26/05/2026
Quando se sai do Brasil, há coisas que vão na mala.
E há coisas que vão sem caber.
Goiana de nascença. Mais de 10 anos em Capão da Canoa, no Rio Grande do Sul, antes de vir. Dez meses na Madeira em Maio de 2026. O meu sotaque mudou por vezes. Uma quando saí de Goiás. Outra quando peguei o gauchismo do sul. E se calhar vai mudar agora, lentamente, com o português daqui.
Mas há coisas em mim que nunca mudaram. O arroz tem de ficar soltinho, com alho cortado fininho. O chimarrão da tarde, mesmo aqui na Madeira, mesmo quando faz calor. Os três banhos do dia, não negocio.

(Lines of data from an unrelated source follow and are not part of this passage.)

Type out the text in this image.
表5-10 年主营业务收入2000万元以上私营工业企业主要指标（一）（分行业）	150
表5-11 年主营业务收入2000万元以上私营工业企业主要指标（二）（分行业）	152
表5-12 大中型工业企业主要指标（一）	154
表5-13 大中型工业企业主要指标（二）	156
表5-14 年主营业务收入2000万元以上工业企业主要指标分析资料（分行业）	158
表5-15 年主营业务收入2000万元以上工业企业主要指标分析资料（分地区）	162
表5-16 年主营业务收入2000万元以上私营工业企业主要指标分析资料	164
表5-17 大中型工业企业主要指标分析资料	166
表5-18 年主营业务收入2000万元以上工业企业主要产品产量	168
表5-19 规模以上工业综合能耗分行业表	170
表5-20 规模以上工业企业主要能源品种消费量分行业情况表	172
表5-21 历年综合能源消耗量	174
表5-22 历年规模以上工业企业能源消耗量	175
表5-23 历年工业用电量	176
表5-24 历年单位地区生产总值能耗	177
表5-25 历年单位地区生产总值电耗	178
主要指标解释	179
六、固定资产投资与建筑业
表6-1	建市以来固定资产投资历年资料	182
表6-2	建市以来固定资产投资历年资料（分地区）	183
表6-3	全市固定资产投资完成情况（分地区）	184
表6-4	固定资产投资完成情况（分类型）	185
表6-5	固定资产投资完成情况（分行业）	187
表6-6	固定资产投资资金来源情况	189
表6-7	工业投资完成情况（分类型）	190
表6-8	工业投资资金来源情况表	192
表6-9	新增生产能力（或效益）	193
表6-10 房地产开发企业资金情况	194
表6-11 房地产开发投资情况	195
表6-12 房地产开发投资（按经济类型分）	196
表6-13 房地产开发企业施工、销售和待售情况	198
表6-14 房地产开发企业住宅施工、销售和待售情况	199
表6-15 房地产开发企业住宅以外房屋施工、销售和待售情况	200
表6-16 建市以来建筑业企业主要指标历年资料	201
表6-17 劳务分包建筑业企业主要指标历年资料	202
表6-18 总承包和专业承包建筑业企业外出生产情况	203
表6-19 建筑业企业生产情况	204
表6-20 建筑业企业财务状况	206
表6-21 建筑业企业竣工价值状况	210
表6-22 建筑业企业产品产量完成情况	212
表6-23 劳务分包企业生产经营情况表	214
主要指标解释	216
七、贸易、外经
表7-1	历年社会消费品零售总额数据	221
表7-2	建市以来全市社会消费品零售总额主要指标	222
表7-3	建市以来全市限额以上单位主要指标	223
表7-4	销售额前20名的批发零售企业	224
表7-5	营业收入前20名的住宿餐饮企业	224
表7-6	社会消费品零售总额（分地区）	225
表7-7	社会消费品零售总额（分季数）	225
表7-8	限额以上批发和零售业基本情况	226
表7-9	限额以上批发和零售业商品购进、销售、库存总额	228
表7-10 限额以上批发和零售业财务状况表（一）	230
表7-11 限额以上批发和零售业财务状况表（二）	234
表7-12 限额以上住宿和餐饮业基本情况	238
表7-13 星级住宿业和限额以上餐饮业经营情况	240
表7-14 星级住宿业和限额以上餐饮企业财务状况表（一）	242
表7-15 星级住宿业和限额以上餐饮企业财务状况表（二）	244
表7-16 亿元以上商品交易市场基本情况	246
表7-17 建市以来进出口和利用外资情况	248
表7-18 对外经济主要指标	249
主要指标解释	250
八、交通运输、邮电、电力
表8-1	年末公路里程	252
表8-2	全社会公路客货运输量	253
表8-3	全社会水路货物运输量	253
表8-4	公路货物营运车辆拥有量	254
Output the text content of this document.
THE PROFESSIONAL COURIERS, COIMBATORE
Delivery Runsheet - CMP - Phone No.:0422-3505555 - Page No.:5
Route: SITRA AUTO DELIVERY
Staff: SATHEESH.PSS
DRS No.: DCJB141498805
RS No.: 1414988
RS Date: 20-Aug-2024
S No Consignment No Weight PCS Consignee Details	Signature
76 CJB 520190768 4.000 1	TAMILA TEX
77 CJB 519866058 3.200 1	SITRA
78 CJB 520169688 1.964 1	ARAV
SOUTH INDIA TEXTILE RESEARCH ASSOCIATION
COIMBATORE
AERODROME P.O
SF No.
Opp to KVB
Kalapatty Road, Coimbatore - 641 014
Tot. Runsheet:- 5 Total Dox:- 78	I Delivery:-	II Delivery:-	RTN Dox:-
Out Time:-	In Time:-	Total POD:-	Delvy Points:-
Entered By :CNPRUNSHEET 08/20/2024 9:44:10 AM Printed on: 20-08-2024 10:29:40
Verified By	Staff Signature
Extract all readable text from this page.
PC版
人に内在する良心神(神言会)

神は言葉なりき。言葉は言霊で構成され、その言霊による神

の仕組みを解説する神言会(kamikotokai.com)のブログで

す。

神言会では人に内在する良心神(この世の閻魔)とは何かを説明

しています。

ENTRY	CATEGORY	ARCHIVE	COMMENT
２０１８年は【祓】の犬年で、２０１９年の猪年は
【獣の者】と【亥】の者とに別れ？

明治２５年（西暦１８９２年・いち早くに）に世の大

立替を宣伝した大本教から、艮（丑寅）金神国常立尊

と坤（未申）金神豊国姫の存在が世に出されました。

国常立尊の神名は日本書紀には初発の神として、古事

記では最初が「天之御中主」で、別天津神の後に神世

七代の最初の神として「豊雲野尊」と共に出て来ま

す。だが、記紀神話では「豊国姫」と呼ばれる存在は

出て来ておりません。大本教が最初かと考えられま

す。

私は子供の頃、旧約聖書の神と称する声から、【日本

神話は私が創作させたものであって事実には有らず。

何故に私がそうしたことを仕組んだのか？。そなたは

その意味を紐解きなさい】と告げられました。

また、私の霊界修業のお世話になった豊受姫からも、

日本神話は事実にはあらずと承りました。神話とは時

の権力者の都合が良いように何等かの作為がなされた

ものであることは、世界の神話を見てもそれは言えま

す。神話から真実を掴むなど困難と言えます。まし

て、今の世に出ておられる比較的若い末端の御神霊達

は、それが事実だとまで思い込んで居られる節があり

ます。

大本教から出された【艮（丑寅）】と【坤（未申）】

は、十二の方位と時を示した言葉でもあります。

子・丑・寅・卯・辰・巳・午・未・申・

Estas coisas não são saudosismo. São identidade.
E quando ajudo uma brasileira a procurar casa na Madeira, eu sei que estou a procurar dois espaços ao mesmo tempo:
→ Um para a vida nova, a europeia, a profissional, a casada com homem de outra língua.
→ Um para o Brasil, o sotaque que ainda sai quando estás cansada, o feijão na panela, a saudade que toma forma de cheiro.
A maioria das casas em catálogo só serve para o primeiro espaço. O meu trabalho é encontrar as que servem para os dois.